An efficient hybrid PSO polygamous crossover based clustering algorithm

Abstract

Clustering of data into cohesive groups is an open area of research with lots of applications in different domains. Many traditional and metaheuristic algorithms have been proposed in the literature, but the main inherent problem with most of these algorithms is that they can easily get trapped in local optima and can lead to premature convergence. Thus a significant balance is required between exploration and exploitation to find a near optimal solution. This paper attempts to resolve this problem by proposing a real encoded hybrid algorithm (PSOPC) using PSO for global search and polygamous approach for crossover in order to refine the exploration and exploitation strategy. Parameters like inertia weight, crossover probability and alpha values in arithmetic crossover are also tuned dynamically to refine the optimization process. The Proposed hybrid algorithm is simulated on seven real life data sets.
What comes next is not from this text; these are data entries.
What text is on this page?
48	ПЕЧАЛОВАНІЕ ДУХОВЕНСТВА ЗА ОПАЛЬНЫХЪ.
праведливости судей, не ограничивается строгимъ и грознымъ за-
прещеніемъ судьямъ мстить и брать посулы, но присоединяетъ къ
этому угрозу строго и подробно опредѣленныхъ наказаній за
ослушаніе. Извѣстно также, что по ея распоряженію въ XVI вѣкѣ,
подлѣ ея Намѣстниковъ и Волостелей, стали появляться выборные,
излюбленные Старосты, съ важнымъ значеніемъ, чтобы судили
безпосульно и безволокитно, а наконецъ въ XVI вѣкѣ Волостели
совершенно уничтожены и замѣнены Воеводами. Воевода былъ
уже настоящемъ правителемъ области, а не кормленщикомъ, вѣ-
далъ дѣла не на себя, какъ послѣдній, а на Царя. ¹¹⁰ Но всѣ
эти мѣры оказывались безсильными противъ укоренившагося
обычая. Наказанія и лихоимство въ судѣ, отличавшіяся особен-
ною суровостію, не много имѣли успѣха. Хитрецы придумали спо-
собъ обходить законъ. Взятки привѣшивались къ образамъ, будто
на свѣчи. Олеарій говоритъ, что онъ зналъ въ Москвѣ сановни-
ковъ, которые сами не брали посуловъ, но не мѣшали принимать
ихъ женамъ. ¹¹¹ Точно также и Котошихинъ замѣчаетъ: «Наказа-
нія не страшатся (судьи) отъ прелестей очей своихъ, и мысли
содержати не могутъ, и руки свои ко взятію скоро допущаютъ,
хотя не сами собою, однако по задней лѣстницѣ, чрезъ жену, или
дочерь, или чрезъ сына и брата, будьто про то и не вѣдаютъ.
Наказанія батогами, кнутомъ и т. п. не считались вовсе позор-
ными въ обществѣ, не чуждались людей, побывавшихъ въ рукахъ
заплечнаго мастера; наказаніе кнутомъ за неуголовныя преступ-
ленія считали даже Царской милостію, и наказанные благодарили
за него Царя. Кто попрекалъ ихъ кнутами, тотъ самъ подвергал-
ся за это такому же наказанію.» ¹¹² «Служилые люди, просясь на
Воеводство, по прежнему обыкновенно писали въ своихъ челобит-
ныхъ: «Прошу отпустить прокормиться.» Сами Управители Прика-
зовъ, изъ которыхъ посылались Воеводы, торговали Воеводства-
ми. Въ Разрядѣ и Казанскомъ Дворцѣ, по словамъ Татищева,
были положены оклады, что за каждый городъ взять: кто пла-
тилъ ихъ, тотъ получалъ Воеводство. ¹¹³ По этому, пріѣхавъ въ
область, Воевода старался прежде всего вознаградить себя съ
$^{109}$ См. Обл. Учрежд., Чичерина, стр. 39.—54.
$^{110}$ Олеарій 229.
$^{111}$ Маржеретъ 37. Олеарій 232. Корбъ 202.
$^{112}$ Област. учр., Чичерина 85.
It has also been compared with other four standard well known metaheuristic clustering algorithms i.e. Particle Swarm Optimization, Genetic Algorithm, Differential Evolution, Firefly Algorithm and Grey Wolf Optimization. The computational results demonstrate that the PSOPC outperforms other approaches in context of within cluster distance, cluster quality measures and convergence speed to find the near optimal solutions. Simulation results clearly reveal that the proposed algorithm PSOPC is able to generate compact clusters. Various external quality evaluation measurements (like Precision, Sensitivity, Accuracy and G-measure) used for quality evaluation demonstrated that the proposed algorithm is able to perform better clustering than the other compared algorithms.